Time is valuable. Take the time to notice the little things, even in the midst of the chaos years.
Today I am enjoying watching the leaves fall. Something I can do even while indoors, as long as I take the time to stop and look out of the windows as I putter from room to room doing a little of this and a little of that, never making huge dents in the accumulated tasks I have before me, but rather taking little baby bites out of everything. What a mess I am making, but hopefully the randomness will keep me focused on the unfinishedness of it all. Linear thinking and task management have never been my forte.
But really time is not what I value most, rather just my current enjoyment of the day. For the older I get it becomes more and more apparent how much I don’t know. Besides, nothing really changes, ideas just cycle in and out of fashion. And spending my life striving to keep up would be a vain pursuit for sure and certain.
However, I would not want to squander the intellect the Lord has provided. I do read and study and dive deeply into the topics that matter to me. One of them being how to better love and serve my Lord with all my heart, all my strength and all my mind, and love my neighbor as myself. The necessary ingredients for joy inexpressible.

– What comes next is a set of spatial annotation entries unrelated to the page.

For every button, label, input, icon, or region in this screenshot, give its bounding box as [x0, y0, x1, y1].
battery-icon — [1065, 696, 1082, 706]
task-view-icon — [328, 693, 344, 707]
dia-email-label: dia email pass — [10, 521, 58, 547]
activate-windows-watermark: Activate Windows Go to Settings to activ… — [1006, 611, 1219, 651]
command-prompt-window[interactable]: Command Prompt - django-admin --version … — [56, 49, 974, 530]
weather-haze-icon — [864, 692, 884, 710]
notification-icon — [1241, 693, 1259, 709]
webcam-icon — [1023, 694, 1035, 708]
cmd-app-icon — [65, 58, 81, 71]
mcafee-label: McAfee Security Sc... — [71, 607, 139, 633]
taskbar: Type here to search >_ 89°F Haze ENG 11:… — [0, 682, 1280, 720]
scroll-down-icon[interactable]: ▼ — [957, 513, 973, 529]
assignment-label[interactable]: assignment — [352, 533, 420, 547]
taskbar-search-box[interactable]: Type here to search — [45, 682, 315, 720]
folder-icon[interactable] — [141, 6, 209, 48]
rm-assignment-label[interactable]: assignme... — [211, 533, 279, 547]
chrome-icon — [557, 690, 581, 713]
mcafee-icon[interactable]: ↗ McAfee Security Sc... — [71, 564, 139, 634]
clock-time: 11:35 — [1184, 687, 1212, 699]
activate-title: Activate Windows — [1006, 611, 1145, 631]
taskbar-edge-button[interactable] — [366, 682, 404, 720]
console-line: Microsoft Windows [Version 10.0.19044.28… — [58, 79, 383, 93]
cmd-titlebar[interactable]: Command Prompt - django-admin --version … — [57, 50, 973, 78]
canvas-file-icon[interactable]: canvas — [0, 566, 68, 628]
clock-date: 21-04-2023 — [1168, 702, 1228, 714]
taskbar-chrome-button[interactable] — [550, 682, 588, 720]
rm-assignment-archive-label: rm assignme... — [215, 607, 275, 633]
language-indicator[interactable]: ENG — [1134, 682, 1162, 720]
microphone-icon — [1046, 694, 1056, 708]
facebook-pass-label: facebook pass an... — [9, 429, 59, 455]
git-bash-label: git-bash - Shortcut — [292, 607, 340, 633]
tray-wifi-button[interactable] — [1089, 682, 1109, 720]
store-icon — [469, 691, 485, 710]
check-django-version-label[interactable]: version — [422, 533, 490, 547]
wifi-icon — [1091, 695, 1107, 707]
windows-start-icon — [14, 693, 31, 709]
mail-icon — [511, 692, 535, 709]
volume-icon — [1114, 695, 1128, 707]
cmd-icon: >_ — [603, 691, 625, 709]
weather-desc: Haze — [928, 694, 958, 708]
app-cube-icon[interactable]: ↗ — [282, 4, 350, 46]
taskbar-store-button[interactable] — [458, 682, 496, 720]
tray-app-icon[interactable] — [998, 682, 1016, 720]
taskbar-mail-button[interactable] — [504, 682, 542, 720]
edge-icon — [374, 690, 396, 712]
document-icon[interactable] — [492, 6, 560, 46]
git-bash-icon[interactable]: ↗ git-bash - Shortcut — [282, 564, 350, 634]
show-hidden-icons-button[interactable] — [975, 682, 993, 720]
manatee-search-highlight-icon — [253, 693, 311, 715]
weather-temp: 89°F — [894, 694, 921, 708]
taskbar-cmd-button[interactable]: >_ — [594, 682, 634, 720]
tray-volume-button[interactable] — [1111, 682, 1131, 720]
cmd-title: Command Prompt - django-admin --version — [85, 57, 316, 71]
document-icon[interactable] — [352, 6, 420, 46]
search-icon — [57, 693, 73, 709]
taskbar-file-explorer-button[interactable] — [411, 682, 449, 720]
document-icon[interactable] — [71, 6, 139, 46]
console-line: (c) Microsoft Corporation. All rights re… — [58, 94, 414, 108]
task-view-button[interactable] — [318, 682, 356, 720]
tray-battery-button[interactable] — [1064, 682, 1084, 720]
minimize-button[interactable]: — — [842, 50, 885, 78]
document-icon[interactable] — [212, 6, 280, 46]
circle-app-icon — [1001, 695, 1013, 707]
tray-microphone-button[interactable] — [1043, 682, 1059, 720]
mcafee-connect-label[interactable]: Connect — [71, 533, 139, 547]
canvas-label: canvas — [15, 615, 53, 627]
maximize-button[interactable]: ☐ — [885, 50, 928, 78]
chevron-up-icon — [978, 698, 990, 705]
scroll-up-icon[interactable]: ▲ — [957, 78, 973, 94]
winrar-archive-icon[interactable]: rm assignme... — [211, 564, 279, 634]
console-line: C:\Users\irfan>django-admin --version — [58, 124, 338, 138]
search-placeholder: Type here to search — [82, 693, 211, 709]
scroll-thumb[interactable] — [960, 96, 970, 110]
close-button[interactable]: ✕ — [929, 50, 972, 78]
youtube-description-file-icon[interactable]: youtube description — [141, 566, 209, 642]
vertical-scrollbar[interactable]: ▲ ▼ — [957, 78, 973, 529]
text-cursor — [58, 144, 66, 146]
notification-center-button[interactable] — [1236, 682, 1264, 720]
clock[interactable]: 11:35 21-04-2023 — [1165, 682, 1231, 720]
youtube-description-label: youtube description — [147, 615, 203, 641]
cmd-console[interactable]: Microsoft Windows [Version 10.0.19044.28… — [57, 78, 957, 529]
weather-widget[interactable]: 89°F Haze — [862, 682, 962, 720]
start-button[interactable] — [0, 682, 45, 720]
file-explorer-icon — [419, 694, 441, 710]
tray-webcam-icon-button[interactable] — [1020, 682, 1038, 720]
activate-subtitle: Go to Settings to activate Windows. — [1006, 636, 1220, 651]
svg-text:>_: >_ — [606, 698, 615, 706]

Thankfully in this I have found something that I can never complete, never accomplish, it will never be finished. For I will never be able to understand and know the mind or nature of God, but studying with Him teaches me about life, love, and myself, and this is more valuable than anything I have ever known, and not known, simultaneously. I am focused and drawn by the inability to know Him without Him. It’s not of myself.
This is not to say that trying to know the nature of God is a pointless fruitless task. Not at all, striving to know God is what makes life worth living; all else is fleeting, dust in the wind.
Hum…..not a single word of this post is what I sat down to write, I am not sure to where the original thoughts vanished, or why I let them go.
I will end this ramble with a link to a post I read this morning to which my mind keeps wandering. It articulates what I cannot.
Oh, the depth of the riches both of the wisdom and knowledge of God! How unsearchable are His judgments and His ways past finding out!
“For who has known the mind of the Lord?
Or who has become His counselor?”
“Or who has first given to Him
And it shall be repaid to him?”
For of Him and through Him and to Him are all things, to whom be glory forever. Amen.